I wasted 6 hours building something that already had 847 GitHub repos
Last month I told Claude: "Build me an AI-powered food recommendation engine."
It did. Beautifully. Clean code, tests passing, README done.
Then I searched GitHub. 847 repos. Twelve of them had over 100 stars. Some were updated that same week.
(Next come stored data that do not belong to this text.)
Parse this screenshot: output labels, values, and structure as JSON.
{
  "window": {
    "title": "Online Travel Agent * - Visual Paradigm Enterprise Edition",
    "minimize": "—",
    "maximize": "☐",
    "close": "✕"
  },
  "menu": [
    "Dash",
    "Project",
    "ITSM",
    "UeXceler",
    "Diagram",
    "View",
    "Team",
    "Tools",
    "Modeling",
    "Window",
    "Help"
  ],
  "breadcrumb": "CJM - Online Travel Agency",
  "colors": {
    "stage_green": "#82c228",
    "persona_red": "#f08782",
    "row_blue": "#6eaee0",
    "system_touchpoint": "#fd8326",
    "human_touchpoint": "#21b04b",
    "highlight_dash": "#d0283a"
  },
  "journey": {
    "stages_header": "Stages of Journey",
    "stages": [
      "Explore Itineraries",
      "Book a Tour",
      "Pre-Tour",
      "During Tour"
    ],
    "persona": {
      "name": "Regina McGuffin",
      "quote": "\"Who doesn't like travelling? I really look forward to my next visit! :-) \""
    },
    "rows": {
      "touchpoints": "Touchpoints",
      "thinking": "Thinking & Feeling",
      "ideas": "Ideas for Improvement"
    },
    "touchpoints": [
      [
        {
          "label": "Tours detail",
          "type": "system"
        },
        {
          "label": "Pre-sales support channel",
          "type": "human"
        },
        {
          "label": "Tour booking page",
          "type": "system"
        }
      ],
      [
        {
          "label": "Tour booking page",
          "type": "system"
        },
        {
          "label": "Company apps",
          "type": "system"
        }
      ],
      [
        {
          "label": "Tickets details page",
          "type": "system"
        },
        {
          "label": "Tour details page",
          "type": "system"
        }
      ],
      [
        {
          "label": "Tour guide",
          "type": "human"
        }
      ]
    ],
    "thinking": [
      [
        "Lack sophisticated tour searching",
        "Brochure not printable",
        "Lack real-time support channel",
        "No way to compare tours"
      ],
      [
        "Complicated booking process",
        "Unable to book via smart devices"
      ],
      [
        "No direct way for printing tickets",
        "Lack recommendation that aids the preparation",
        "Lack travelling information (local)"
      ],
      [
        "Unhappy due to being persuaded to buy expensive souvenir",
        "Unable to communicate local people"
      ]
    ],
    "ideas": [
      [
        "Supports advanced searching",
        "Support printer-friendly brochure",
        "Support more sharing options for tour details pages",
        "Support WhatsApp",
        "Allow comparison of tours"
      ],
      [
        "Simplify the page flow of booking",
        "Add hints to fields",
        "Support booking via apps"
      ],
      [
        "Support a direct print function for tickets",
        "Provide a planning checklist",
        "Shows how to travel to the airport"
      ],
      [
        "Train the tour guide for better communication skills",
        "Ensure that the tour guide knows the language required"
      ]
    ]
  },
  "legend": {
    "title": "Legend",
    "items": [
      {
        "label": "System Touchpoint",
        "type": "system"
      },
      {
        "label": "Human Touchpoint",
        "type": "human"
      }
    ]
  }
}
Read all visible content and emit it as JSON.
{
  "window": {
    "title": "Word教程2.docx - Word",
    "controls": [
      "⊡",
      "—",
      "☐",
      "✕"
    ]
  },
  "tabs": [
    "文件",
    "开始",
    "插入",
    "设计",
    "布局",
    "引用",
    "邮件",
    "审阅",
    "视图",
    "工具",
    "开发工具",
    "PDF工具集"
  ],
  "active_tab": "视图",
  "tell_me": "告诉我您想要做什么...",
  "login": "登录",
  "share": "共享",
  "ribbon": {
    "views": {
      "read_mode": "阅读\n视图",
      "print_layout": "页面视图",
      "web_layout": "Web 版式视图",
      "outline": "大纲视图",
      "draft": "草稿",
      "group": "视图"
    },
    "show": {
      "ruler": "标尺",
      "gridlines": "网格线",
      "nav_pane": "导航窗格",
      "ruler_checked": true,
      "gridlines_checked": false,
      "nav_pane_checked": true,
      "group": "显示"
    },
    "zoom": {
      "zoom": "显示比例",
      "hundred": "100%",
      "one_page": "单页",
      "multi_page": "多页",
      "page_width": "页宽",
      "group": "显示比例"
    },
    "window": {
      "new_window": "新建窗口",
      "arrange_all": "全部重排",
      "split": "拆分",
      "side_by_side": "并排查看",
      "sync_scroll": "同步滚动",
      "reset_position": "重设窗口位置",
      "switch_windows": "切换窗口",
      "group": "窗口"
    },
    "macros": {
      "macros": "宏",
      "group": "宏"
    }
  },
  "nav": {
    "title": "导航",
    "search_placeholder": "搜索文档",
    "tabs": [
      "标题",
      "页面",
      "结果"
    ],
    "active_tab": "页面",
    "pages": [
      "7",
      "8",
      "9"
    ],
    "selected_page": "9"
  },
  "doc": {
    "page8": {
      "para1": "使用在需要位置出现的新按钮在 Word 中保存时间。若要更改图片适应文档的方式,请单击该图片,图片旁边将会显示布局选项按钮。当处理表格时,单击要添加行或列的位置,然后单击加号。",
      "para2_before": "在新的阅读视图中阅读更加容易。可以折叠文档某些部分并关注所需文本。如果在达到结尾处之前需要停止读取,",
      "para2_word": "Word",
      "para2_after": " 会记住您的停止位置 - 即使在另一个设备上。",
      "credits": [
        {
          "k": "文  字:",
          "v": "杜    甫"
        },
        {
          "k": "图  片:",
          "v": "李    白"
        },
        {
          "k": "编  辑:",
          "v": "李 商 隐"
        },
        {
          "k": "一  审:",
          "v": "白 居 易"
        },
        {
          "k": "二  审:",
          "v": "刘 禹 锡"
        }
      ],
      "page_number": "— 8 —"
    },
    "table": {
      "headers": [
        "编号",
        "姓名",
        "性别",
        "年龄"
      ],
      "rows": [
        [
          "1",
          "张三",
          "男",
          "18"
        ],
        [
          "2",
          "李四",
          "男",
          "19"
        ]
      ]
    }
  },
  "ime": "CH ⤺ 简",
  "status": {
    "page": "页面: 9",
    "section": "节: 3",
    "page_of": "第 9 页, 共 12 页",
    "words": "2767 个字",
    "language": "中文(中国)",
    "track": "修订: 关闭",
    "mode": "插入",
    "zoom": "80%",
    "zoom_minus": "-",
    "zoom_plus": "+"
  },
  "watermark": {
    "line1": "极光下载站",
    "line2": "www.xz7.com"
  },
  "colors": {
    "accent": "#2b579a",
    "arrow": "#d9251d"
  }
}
I had just mass-produced another clone.
The problem isn't coding speed — it's decision correctness
Every AI coding tool in 2026 makes you build faster. Cursor, Claude Code, Copilot — they're all racing to write code at the speed of thought.
But none of them ask the one question that matters:
Should you build this at all?
So I built a reality check that lives inside the workflow
Idea Reality MCP is an MCP server — not a website, not a dashboard, not another SaaS validator.
It's a tool your AI agent calls before it starts building.
Install:
uvx idea-reality-mcp
Add to Claude Desktop config:
{
"mcpServers": {
"idea-reality": {
"command": "uvx",
"args": ["idea-reality-mcp"]
}
}
}
Then just tell Claude: "Check if this idea already exists before we build it."
What it returns
{
"reality_signal": 82,
"duplicate_likelihood": "high",
"evidence": [
{"source": "github", "type": "repo_count", "count": 847},
{"source": "github", "type": "high_star_repos", "count": 12},
{"source": "hn", "type": "mention_count", "count": 34}
],
"top_similars": [
{"name": "food-rec-ai", "stars": 2340, "updated": "2026-02-18"}
],
"pivot_hints": [
"Space is saturated. Consider vertical-specific targeting.",
"Most existing tools are generic — niche wins."
]
}
An 82 means: stop. Research first. Pivot or differentiate.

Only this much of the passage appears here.